Майор посмотрел на него.
— Ну. Дай им еще одну возможность. Старик заговорил с ними. Один мексиканец покачал головой. Майор закусил губу и ушел.
Глава 71
— Боже милосердный, — сказал Прентис. Он подошел к краю канавы и, взглянув вниз, увидел, что старик режет мексиканца. Тот лежал голый, все тело было покрыто кровью и порезами, он корчился. Его бедро почернело и распухло от рваной ружейной раны, и старик засунул в рану нож и поворачивал его.
Старик, вздрогнув, обернулся. Он стоял на одном колене, опираясь на другое, и орудовал ножом; теперь он замер и уставился на Прентиса.
— Ну-ка, уберите его отсюда.
Он обращался к людям, которые стояли рядом и смотрели. Потом он снова повернулся и принялся за другого раненого мексиканца. Тот тоже лежал голый, как и первый, только ранен он был в плечо, и старик вонзил в рану нож и повернул его.
— Вот-вот, — сказал Прентис. — Попробуйте убрать меня отсюда.
Остальные стояли и смотрели на него.
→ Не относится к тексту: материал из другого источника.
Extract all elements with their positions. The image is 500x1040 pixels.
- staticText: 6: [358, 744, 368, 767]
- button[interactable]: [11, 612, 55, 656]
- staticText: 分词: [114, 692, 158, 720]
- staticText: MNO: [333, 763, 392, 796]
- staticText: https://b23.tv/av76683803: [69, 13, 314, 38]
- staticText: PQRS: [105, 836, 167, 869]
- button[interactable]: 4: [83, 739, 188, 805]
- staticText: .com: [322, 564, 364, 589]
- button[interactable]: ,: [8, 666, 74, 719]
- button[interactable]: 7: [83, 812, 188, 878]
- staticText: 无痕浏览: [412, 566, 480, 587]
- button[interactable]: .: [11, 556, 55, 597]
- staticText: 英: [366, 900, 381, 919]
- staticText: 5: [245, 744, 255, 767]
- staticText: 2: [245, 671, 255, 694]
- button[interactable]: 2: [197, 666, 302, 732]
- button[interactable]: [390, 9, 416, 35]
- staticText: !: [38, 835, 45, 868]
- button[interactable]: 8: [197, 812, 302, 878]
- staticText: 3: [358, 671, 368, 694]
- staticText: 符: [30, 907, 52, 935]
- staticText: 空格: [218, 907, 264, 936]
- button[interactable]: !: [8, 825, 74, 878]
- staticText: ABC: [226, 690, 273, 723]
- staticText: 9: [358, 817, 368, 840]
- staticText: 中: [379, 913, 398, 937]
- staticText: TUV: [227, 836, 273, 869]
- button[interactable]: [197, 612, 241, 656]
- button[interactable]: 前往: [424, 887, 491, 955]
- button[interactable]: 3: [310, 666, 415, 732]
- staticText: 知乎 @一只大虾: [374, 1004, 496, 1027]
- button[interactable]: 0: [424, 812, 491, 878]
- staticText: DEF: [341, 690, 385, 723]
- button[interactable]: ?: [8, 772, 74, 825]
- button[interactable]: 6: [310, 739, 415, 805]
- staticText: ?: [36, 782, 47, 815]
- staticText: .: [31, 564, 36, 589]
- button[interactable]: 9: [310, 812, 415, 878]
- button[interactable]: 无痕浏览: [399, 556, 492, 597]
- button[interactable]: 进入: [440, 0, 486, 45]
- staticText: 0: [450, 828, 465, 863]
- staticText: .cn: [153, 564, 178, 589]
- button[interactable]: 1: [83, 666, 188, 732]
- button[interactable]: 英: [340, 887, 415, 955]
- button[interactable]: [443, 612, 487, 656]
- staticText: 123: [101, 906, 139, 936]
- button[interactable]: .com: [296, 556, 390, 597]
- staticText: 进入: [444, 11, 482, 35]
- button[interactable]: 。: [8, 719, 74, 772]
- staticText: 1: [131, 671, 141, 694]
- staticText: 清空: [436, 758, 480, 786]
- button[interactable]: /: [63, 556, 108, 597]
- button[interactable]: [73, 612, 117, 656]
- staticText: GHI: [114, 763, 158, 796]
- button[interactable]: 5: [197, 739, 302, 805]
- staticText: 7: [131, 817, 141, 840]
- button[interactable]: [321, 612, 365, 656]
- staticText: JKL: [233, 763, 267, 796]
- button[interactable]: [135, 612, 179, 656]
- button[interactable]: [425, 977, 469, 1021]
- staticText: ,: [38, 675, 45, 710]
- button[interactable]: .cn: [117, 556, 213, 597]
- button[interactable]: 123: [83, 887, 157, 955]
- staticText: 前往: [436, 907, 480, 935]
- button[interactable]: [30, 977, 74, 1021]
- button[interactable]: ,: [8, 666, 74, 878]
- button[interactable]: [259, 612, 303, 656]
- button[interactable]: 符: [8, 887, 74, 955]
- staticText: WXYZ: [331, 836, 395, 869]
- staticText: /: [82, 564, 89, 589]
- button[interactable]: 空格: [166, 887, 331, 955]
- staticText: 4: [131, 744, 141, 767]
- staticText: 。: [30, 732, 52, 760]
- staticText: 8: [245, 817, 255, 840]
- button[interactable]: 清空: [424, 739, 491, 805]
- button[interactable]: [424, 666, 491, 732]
Никто не тронулся с места.
— Валяйте. Пусть кто-нибудь попробует.
Он положил руку на пистолет.
— Ну, пожалуйста. Давайте, кто смелый? Никто не двинулся с места, и, не отпуская пистолета, он спустился в лощину.
— Черт побери, вы правы. Тому, кто попробует меня убрать, я разнесу его чертову башку. Ну-ка, подальше от меня. — Он подошел к старику, который орудовал ножом.
— Что это еще за хреновина? — Старик продолжал резать.
Прентис стоял рядом и ждал.
— Я вас спрашиваю. Вы что, оглохли или как? Что за хреновина тут происходит?
Старик так крепко сжал нож, что костяшки его пальцев побелели. Он встал и, не выпуская ножа из рук, повернулся к нему лицом.
— Не знаю, что ты здесь забыл, но тебе тут явно не место. Убирайся вон.
— Конечно, мне место именно здесь. Вы же мой учитель, правда? Разве вы не должны мне все показать? Разве вы не должны объяснить мне, что здесь за дьявольщина происходит?
Старик не ответил. Прентис прошел мимо него, встал между двумя распростертыми мексиканцами, показал на них.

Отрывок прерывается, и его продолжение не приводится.